Discos seek to refund Rs23bn for July
ISLAMABAD: With a five per cent decrease in power consumption in July over last year, the public sector distribution companies (Discos) have sought a Rs1.69 per unit refund for consumers due to lower fuel costs, driven by better hydrological conditions.
If approved, the refund could amount to approximately Rs23 billion, which would be reflected in August bills.
The National Electric Power Regulatory Authority (Nepra) has scheduled a public hearing on Aug 28 to review the petition. The fuel cost adjustment (FCA) refund will also apply to K-Electric consumers, in line with a recent decision by the Economic Coordination Committee (ECC) of the cabinet.
Nepra has also sought public feedback on whether the Power Division’s request to implement the ECC’s decision before formal cabinet ratification should be accepted. This will determine how the FCA is applied to K-Electric’s consumers and ensure uniformity across the country’s power tariffs.
Power consumption falls 5pc in first month of FY26
As per the ECC’s directive, Nepra is required to implement the same tariff rationalisation for K-Electric consumers as for those of the Discos. Any disparity between K-Electric’s FCA and the official rate will be adjusted through subsidies or cross-subsidies. The uniform FCA, applicable from June 2025, will be reflected in bills issued in August 2025. Nepra has already notified a negative fuel adjustment of 78 paise per unit, payable by consumers in the current billing cycle.

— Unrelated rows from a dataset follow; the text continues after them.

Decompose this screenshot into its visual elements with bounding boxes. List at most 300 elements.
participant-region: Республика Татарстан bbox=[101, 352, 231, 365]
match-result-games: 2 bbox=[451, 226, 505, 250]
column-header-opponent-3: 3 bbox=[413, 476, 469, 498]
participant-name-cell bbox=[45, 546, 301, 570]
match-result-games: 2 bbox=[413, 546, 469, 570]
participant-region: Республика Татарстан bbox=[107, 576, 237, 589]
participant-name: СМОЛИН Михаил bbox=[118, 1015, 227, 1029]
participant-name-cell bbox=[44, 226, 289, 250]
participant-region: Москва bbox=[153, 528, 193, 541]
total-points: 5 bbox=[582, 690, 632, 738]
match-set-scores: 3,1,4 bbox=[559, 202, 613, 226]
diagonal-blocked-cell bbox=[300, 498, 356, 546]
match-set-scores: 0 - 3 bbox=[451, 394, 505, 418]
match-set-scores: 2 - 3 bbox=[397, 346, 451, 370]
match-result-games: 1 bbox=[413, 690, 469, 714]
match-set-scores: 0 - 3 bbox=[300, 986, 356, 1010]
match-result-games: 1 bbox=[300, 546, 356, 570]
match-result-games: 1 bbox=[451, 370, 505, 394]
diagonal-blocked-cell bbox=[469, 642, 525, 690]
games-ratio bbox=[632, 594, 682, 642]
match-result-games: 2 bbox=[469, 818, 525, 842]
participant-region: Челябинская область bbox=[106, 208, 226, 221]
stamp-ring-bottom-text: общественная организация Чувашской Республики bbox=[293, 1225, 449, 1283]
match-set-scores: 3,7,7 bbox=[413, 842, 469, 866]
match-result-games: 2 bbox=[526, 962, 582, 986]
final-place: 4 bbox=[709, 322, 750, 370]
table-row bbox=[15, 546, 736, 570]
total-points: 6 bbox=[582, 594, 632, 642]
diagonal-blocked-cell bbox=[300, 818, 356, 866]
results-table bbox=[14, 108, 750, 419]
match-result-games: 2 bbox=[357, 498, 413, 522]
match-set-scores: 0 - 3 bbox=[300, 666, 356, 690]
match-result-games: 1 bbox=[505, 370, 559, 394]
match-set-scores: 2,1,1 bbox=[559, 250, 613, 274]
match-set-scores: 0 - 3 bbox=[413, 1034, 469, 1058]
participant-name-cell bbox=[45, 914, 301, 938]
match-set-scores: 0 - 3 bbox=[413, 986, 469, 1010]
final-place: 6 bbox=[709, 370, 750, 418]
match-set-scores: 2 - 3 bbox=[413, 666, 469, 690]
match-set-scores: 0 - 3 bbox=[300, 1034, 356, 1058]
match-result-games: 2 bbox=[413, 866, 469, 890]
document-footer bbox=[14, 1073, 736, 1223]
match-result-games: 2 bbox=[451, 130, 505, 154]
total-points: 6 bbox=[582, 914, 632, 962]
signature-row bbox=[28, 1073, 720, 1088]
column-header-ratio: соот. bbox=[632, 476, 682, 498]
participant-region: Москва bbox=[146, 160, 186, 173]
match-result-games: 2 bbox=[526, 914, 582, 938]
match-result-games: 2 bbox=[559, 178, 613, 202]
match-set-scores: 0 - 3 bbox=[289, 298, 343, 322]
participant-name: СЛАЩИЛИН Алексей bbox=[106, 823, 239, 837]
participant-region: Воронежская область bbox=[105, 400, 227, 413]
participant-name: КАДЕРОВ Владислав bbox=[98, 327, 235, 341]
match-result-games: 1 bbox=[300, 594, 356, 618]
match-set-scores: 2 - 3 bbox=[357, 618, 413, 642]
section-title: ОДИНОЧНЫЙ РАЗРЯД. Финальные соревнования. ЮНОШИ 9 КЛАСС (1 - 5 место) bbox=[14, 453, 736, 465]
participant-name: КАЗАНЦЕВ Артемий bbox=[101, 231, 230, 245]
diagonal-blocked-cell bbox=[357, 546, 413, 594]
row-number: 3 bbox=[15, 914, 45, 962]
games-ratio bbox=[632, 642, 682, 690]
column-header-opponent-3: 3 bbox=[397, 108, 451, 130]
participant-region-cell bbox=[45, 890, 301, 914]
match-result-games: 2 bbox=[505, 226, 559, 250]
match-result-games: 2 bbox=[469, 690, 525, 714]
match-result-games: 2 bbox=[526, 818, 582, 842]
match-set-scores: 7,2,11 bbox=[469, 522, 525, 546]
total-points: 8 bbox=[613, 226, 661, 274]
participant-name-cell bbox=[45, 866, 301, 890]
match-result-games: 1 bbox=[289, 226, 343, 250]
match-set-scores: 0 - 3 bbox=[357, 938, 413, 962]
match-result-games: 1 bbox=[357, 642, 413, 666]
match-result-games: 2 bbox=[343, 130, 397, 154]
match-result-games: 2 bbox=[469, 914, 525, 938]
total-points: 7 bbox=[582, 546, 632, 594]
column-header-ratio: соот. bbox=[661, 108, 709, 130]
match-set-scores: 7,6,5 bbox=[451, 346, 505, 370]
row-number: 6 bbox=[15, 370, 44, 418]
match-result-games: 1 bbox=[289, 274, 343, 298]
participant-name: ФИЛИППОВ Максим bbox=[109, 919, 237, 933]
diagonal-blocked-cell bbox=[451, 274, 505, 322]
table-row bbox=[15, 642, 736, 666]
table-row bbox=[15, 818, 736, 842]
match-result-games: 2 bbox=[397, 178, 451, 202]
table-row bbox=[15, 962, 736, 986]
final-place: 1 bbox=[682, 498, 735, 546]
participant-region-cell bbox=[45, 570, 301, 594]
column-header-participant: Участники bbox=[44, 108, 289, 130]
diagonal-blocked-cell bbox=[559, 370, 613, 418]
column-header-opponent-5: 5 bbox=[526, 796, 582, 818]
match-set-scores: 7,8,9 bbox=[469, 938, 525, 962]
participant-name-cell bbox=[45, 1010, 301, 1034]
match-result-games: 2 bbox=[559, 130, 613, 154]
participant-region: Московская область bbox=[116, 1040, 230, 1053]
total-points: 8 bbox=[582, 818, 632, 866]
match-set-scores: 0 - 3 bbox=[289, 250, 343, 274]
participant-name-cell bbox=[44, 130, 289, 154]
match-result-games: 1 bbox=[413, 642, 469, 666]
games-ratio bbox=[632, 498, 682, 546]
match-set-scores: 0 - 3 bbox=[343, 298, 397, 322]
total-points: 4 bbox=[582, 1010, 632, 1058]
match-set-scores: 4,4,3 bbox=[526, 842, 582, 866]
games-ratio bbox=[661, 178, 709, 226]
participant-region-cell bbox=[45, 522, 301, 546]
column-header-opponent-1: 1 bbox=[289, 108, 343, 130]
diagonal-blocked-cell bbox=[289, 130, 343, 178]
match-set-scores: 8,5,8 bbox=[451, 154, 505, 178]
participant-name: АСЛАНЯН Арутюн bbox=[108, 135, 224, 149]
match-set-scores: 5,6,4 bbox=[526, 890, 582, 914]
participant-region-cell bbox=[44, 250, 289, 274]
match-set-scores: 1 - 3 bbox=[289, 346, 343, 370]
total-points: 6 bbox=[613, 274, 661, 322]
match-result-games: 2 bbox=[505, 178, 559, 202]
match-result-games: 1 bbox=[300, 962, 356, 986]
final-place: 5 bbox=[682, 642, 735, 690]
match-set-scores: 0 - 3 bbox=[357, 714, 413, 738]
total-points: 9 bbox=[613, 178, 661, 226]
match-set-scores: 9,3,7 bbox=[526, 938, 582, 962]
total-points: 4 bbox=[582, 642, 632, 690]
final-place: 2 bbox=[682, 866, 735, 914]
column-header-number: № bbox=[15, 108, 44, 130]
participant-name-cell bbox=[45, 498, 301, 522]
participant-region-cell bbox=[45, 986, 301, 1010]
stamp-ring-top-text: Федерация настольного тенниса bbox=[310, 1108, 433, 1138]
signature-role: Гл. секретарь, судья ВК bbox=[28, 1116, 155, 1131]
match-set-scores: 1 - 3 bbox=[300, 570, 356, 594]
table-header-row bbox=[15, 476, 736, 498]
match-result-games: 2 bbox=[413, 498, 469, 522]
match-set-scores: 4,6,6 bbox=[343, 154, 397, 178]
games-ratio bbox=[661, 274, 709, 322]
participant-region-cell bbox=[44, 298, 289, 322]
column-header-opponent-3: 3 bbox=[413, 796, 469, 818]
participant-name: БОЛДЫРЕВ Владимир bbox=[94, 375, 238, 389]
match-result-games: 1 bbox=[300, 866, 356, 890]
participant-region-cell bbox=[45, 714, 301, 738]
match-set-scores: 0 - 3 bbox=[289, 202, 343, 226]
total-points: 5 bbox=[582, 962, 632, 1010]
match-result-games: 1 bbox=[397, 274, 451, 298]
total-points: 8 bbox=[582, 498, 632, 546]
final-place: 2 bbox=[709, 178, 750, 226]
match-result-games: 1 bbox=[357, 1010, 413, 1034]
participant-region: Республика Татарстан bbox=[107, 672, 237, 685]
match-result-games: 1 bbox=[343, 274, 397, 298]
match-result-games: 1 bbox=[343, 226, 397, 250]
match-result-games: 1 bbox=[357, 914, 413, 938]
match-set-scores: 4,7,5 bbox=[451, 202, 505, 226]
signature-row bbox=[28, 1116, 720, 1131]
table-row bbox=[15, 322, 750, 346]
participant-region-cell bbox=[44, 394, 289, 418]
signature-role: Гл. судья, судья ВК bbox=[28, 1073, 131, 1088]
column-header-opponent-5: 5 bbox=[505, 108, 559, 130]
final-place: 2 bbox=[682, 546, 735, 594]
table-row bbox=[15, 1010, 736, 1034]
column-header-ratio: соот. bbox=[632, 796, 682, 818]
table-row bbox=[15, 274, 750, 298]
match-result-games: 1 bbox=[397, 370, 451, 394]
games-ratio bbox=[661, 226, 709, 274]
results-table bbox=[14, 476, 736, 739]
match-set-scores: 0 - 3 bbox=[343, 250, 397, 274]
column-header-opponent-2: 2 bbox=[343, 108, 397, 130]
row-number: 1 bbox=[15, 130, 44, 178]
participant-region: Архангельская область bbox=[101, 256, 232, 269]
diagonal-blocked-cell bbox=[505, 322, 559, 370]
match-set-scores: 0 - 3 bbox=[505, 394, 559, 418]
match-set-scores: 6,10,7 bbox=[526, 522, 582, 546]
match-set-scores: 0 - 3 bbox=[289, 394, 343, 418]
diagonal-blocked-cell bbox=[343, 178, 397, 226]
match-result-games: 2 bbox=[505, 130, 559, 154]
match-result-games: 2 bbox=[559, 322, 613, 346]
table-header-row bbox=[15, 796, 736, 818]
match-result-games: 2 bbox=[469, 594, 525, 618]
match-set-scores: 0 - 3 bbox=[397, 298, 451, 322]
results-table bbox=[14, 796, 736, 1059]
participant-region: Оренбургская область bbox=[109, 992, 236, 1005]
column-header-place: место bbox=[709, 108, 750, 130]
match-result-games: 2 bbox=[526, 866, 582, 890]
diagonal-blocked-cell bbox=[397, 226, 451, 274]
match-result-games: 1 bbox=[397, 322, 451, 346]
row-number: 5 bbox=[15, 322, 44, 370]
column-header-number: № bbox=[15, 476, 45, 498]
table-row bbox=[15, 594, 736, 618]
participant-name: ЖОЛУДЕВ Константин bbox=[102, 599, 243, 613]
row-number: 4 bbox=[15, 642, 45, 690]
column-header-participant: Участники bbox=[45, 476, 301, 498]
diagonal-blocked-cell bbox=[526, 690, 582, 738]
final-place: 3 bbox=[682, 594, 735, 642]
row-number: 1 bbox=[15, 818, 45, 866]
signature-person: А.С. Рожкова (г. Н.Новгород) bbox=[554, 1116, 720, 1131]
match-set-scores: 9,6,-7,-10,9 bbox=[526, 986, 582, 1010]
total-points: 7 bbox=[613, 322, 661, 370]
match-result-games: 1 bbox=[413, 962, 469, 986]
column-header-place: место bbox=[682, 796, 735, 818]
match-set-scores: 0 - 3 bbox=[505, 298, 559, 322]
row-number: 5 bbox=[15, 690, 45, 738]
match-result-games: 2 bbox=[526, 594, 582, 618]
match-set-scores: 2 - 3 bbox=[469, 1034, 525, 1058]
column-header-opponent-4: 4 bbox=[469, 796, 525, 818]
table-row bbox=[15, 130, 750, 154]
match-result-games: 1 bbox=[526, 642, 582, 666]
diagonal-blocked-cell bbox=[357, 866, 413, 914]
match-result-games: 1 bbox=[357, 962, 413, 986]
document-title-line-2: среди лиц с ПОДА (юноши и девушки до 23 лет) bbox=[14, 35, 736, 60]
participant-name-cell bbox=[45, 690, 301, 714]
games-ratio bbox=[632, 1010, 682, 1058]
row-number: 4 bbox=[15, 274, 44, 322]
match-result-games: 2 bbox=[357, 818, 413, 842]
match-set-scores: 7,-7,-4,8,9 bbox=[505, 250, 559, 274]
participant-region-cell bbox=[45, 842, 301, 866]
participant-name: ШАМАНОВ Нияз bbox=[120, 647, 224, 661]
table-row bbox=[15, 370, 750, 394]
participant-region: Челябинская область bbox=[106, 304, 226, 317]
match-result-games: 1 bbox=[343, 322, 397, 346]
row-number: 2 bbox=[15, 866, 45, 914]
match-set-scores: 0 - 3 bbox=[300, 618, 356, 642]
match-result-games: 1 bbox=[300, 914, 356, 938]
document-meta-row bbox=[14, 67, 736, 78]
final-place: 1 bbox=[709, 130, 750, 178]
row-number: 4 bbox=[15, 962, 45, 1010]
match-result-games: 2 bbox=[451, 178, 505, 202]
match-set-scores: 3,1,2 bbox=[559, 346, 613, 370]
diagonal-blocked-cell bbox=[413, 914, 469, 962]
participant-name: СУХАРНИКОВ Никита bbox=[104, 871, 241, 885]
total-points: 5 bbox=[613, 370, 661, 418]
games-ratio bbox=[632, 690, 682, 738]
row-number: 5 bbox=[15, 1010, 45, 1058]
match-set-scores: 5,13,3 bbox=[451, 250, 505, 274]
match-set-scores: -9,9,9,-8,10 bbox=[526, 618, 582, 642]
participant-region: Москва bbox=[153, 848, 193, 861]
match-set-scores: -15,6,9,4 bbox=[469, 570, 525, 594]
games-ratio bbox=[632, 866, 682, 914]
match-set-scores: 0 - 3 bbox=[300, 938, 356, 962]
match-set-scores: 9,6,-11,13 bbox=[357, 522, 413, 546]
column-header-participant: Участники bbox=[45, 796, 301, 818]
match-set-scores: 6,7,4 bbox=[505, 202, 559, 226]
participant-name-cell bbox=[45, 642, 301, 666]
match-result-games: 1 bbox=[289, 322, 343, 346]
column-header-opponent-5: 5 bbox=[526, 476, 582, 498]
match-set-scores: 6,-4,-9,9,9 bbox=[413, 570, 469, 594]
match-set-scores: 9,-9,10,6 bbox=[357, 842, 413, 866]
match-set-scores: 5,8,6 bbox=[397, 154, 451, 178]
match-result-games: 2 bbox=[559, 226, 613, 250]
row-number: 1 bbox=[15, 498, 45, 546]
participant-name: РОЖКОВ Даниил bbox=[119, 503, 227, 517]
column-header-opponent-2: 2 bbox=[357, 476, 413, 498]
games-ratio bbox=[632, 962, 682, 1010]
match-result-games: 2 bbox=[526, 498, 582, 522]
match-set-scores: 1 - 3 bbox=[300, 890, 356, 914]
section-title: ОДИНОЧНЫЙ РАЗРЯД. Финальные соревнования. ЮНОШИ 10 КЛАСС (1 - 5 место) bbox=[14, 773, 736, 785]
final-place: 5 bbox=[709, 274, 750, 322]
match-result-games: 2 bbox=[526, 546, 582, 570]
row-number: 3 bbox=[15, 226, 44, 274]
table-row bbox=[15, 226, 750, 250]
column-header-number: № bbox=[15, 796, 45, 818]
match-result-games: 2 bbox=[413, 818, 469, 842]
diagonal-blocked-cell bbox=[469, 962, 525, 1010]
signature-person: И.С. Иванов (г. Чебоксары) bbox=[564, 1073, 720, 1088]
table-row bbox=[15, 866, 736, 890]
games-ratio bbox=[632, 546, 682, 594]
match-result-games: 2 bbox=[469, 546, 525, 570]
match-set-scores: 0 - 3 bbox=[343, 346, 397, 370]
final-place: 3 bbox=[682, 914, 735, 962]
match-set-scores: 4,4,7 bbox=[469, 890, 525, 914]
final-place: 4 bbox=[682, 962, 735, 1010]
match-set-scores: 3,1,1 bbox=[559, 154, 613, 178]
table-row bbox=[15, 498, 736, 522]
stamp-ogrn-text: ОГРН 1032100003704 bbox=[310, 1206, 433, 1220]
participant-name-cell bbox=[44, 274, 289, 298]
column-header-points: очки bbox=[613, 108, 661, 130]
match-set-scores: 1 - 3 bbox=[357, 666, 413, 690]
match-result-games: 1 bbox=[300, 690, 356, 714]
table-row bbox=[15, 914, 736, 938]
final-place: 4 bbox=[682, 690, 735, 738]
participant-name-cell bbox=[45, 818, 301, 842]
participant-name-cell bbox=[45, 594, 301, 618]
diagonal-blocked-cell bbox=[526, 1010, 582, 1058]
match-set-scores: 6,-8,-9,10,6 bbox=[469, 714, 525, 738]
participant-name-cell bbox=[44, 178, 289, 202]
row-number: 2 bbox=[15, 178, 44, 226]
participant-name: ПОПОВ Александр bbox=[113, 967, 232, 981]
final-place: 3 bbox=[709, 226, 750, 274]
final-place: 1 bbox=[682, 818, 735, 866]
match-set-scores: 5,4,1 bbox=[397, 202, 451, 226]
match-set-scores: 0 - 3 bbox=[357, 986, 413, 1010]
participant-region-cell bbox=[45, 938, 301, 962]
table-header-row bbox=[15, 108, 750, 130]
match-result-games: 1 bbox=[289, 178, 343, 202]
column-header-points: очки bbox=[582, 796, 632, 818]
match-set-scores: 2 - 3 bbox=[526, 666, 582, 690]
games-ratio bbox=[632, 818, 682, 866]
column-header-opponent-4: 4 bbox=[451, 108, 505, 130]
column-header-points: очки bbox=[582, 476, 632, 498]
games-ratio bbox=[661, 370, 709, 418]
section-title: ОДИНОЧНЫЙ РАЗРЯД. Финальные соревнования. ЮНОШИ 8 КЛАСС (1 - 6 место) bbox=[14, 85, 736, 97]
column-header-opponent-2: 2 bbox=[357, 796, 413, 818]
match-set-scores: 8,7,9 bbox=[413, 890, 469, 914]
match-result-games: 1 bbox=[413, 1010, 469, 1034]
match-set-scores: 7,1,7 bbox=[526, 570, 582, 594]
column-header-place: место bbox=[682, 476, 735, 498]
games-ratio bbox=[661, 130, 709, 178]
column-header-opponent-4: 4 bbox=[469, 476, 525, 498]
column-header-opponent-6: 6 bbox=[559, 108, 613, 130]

The Central Power Purchasing Agency (CPPA), which filed the petition for the July FCA, reported that power consumption in July was 5pc lower than the same month last year but 2.6pc higher than June 2025. The total electricity delivered to Discos was 13,666 gigawatt hours (GWh) in July, up from 13,310 GWh in June but down from 14,410 GWh in July 2024.
The CPPA revealed that the average fuel cost for electricity generation was Rs8.18 per unit in July, compared to Rs9.04 per unit in the same month last year. The reference fuel cost was initially set at Rs9.88 per unit.
According to the CPPA, 14,123 GWh of electricity was generated in July for Rs109.90 billion (Rs7.78 per unit). Of this, 13,666 GWh was delivered to Discos, with a total expenditure of Rs111.86 billion (Rs8.18 per unit).
Hydropower remained the dominant source of electricity, contributing 40pc of the total generation in July, up from 36pc in the same month last year. Other major contributors included RLNG (17.3pc), local coal (10.64pc), nuclear power (10pc), and imported coal (8pc). Domestic natural gas accounted for 7.74pc of the energy mix.
RLNG-based generation was the most expensive, with a cost of Rs22 per unit, followed by imported coal (Rs14.49 per unit) and local gas (Rs13.38 per unit). Local coal was cheaper, at Rs11.34 per unit, while furnace oil-based generation cost Rs31 per unit, but contributed less than 1pc to the grid.
Nuclear energy cost Rs2.42 per unit in July, up from Rs1.48 per unit last year. Renewable sources, including wind and solar, contributed 4.8pc to the grid, with no fuel cost. Electricity imports from Iran made up about 0.25pc of the total supply, costing Rs24.15 per unit, a slight increase from Rs22.5 per unit in June and Rs25 per unit in July 2024.
The FCA is reviewed monthly, and adjustments are passed on to consumers through their bills for the corresponding month. The mechanism allows for changes in fuel costs to be automatically adjusted in consumers’ bills, while quarterly tariff adjustments account for variations in power purchase prices, capacity charges, and transmission and distribution losses, all of which are factored into the base tariff by the federal government.